Лейтенант Драгунский впервые оказался предоставлен самому себе. До этого ему приходилось бегать по поручениям Воробьева, собирать интересующую начальника информацию и набираться опыта. Дмитрий Ильич спуску не давал, решив превратить Сашу Драгунского в трудоголика. За информацией нужно было мотаться по всей области. Порой для уточнения одного и того же фактика приходилось утром быть в Сестрорецке, а вечером заканчивать сбор данных в районе Ижорского завода.

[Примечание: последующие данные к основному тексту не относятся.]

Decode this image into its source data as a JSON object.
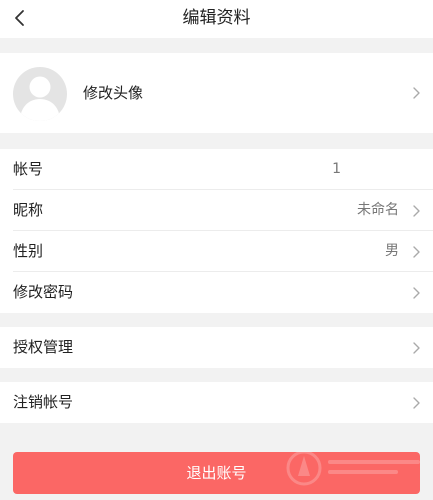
{
  "header": {
    "title": "编辑资料",
    "back_icon": "chevron-left-icon"
  },
  "avatar": {
    "label": "修改头像"
  },
  "account_rows": [
    {
      "label": "帐号",
      "value": "1"
    },
    {
      "label": "昵称",
      "value": "未命名"
    },
    {
      "label": "性别",
      "value": "男"
    },
    {
      "label": "修改密码",
      "value": ""
    }
  ],
  "auth": {
    "label": "授权管理"
  },
  "deactivate": {
    "label": "注销帐号"
  },
  "logout": {
    "label": "退出账号"
  },
  "colors": {
    "accent": "#fb6765",
    "background": "#f2f2f2"
  }
}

Теперь Драгунский в полной мере ощутил прелесть свободы. Ночью Воробьев улетел по вызову. Остальное начальство считало Сашу пристегнутым к поискам «Акинака» и не трогало. Поручений от улетевшего шефа не было — сиди наслаждайся жизнью. Не надо никуда бежать, чего-то искать, кого-то ловить, чтобы подписать справку. Или уточнять, не видел ли кто чего-нибудь странного в позапрошлый вторник на территории автобусной остановки у станции метро «Площадь Мужества». Лейтенант сварил кофе и наслаждался покоем в опустевшем кабинете.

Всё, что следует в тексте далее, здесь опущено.